In reading up on the latest rubbish to come from the dunces in the Senate in the form of a Senate Intelligence Report claiming no Saddam al Qaeda connection, I was struck by just how bad it really is. The best break down of the report I have seen is done by Stephen Hayes of the Weekly Standard (also the best terrorism/Iraq War/etc. reporter I have come across). It can be read here. And I suggest you do. As I was reading through it, several passages really struck me. When I read some of them, I had to shake my head and smile. These people really are dolts, and the report is worthless. Here are said passages:
The Senate report concedes that the document exploitation process in Iraq is incomplete, but it cavalierly assures readers that nothing significant will be found. "While document exploitation continues, additional reviews of documents recovered in Iraq are unlikely to provide information that would contradict the Committee's findings or conclusions."
Such an assessment is at best premature according to intelligence officials familiar with the document exploitation project. "Given my past participation in this realm and my current status it would be imprudent to get into detail," writes Michael Tanji, a former senior Defense Intelligence Agency official who helped lead the document exploitation effort for 18 months. "Suffice it to say that when you are counting sheets of paper by hundreds-of-millions (not to mention other forms of media that have been obtained that threaten to dwarf paper holdings) and your methodology is somewhere between inadequate and woeful, saying that you have a strong grasp on what was and wasn't going on in Iraq based on an 'initial review' is akin to saying that you don't need to read the bible because you've memorized the ten commandments . . . in pig Latin."And it goes on.
As of March 2006, three years after the start of the Iraq War, the document exploitation project run by the Defense Intelligence Agency had fully translated fewer than 5 percent of the documents captured in postwar Iraq. The Senate report, in an apparent effort to appear more authoritative, uses a different measurement. The authors tell us that 34 million pages out of some 120 million have been "translated and summarized to some extent." Thirty-four millions pages seems like an impressive number. But think about it. Just 28 percent of captured Iraqi documents have been "translated and summarized to some extent." That is hardly the kind of exhaustive analysis that would permit meaningful conclusions.

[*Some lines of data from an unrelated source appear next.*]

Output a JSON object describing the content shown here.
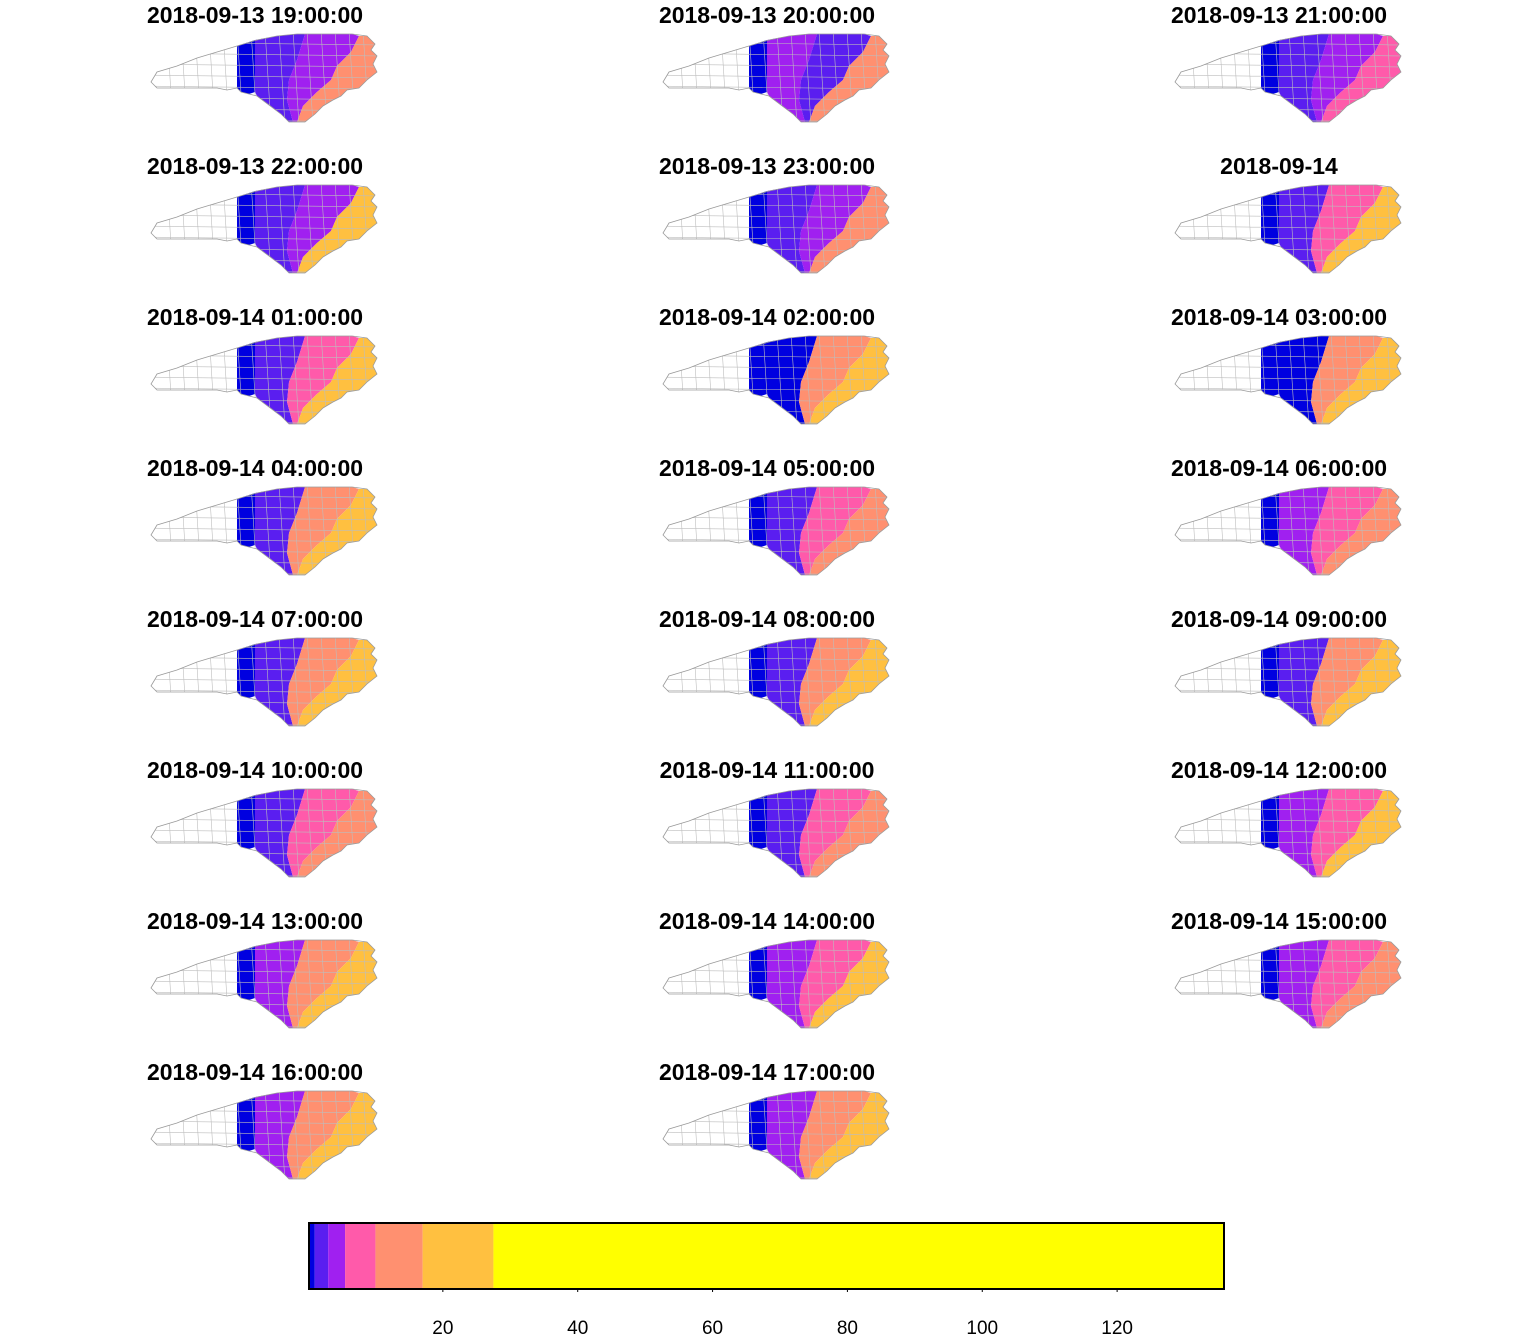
{
  "panels": [
    {
      "title": "2018-09-13 19:00:00",
      "west_level": 0,
      "mid_level": 1,
      "east_level": 2,
      "coast_level": 4
    },
    {
      "title": "2018-09-13 20:00:00",
      "west_level": 0,
      "mid_level": 2,
      "east_level": 1,
      "coast_level": 4
    },
    {
      "title": "2018-09-13 21:00:00",
      "west_level": 0,
      "mid_level": 1,
      "east_level": 2,
      "coast_level": 3
    },
    {
      "title": "2018-09-13 22:00:00",
      "west_level": 0,
      "mid_level": 1,
      "east_level": 2,
      "coast_level": 5
    },
    {
      "title": "2018-09-13 23:00:00",
      "west_level": 0,
      "mid_level": 1,
      "east_level": 2,
      "coast_level": 4
    },
    {
      "title": "2018-09-14",
      "west_level": 0,
      "mid_level": 1,
      "east_level": 3,
      "coast_level": 5
    },
    {
      "title": "2018-09-14 01:00:00",
      "west_level": 0,
      "mid_level": 1,
      "east_level": 3,
      "coast_level": 5
    },
    {
      "title": "2018-09-14 02:00:00",
      "west_level": 0,
      "mid_level": 0,
      "east_level": 4,
      "coast_level": 5
    },
    {
      "title": "2018-09-14 03:00:00",
      "west_level": 0,
      "mid_level": 0,
      "east_level": 4,
      "coast_level": 5
    },
    {
      "title": "2018-09-14 04:00:00",
      "west_level": 0,
      "mid_level": 1,
      "east_level": 4,
      "coast_level": 5
    },
    {
      "title": "2018-09-14 05:00:00",
      "west_level": 0,
      "mid_level": 1,
      "east_level": 3,
      "coast_level": 4
    },
    {
      "title": "2018-09-14 06:00:00",
      "west_level": 0,
      "mid_level": 2,
      "east_level": 3,
      "coast_level": 4
    },
    {
      "title": "2018-09-14 07:00:00",
      "west_level": 0,
      "mid_level": 1,
      "east_level": 4,
      "coast_level": 5
    },
    {
      "title": "2018-09-14 08:00:00",
      "west_level": 0,
      "mid_level": 1,
      "east_level": 4,
      "coast_level": 5
    },
    {
      "title": "2018-09-14 09:00:00",
      "west_level": 0,
      "mid_level": 1,
      "east_level": 4,
      "coast_level": 5
    },
    {
      "title": "2018-09-14 10:00:00",
      "west_level": 0,
      "mid_level": 1,
      "east_level": 3,
      "coast_level": 4
    },
    {
      "title": "2018-09-14 11:00:00",
      "west_level": 0,
      "mid_level": 1,
      "east_level": 3,
      "coast_level": 4
    },
    {
      "title": "2018-09-14 12:00:00",
      "west_level": 0,
      "mid_level": 2,
      "east_level": 3,
      "coast_level": 5
    },
    {
      "title": "2018-09-14 13:00:00",
      "west_level": 0,
      "mid_level": 2,
      "east_level": 4,
      "coast_level": 5
    },
    {
      "title": "2018-09-14 14:00:00",
      "west_level": 0,
      "mid_level": 2,
      "east_level": 3,
      "coast_level": 5
    },
    {
      "title": "2018-09-14 15:00:00",
      "west_level": 0,
      "mid_level": 2,
      "east_level": 3,
      "coast_level": 4
    },
    {
      "title": "2018-09-14 16:00:00",
      "west_level": 0,
      "mid_level": 2,
      "east_level": 4,
      "coast_level": 5
    },
    {
      "title": "2018-09-14 17:00:00",
      "west_level": 0,
      "mid_level": 2,
      "east_level": 4,
      "coast_level": 5
    }
  ],
  "legend": {
    "breaks": [
      0,
      1,
      3,
      5.5,
      10,
      17,
      27.5,
      136
    ],
    "colors": [
      "#0000e0",
      "#5a1ef0",
      "#a020f0",
      "#ff5aaa",
      "#ff9070",
      "#ffc040",
      "#ffff00"
    ],
    "range": [
      0,
      136
    ],
    "ticks": [
      "20",
      "40",
      "60",
      "80",
      "100",
      "120"
    ],
    "tick_values": [
      20,
      40,
      60,
      80,
      100,
      120
    ]
  },
  "empty_color": "#ffffff"
}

And, in any case, there are reasons to be skeptical of those estimates. Intelligence officials familiar with the DOCEX project say that the numbers in the report are inflated in an effort to impress congressional overseers. If just the cover sheet on a 200-page document has been read once and summarized, for example, all 200 pages are counted toward the total number of documents that have been exploited "to some extent." A translator who read only the cover sheet on the eight-page fax from Manila to Baghdad would have missed the revelation that Iraq had been providing money and arms to Abu Sayyaf. But for the purposes of the Senate report, that important document would have made the list of documents "translated and summarized to some extent." The real number of fully exploited documents, according to those familiar with the DOCEX project, remains in the single digits. The report's oracular assurances--that further exploitation is "unlikely" to change our understanding of Iraqi links to al Qaeda--is both deeply revealing and deeply troubling.
Where the report isn't tendentious, it is sloppy. Key names are misspelled; it's "Shakir" on one page, and "Shakhir" on another, which might be thought trivial. But consider: The writers of the report seem not to understand that "Shaykh Salman al-Awdah" and "Shaikh Sulayman al-Udah" is the same person and that he was an important spiritual mentor to al Qaeda and its leadership. At another point, the report claims that Saddam Hussein considered al Qaeda leader Abu Musab al Zarqawi an "outlaw." In the body of the report, the claim is attributed to a senior Iraqi official; in its conclusions the same information is attributed to an "al Qaeda detainee."
Where the report isn't tendentious and sloppy, it's confused. Saddam Hussein and his cronies disclaim any relationship and yet the Senate report itself cites two authenticated documents in which the Iraqi Intelligence Service (IIS) itself discussed the "relationship" between Iraq and al Qaeda. A 1992 document notes that bin Laden is "a Saudi opposition official in Afghanistan" and claims "the Syria [IIS] section has a relationship with him." An Iraqi Intelligence document describing the connections between Iraq and al Qaeda in 1997 notes that "through dialogue and agreements we will leave the door open to further develop the relationship and cooperation between both sides."
The report is simply Bush-bashing ammo.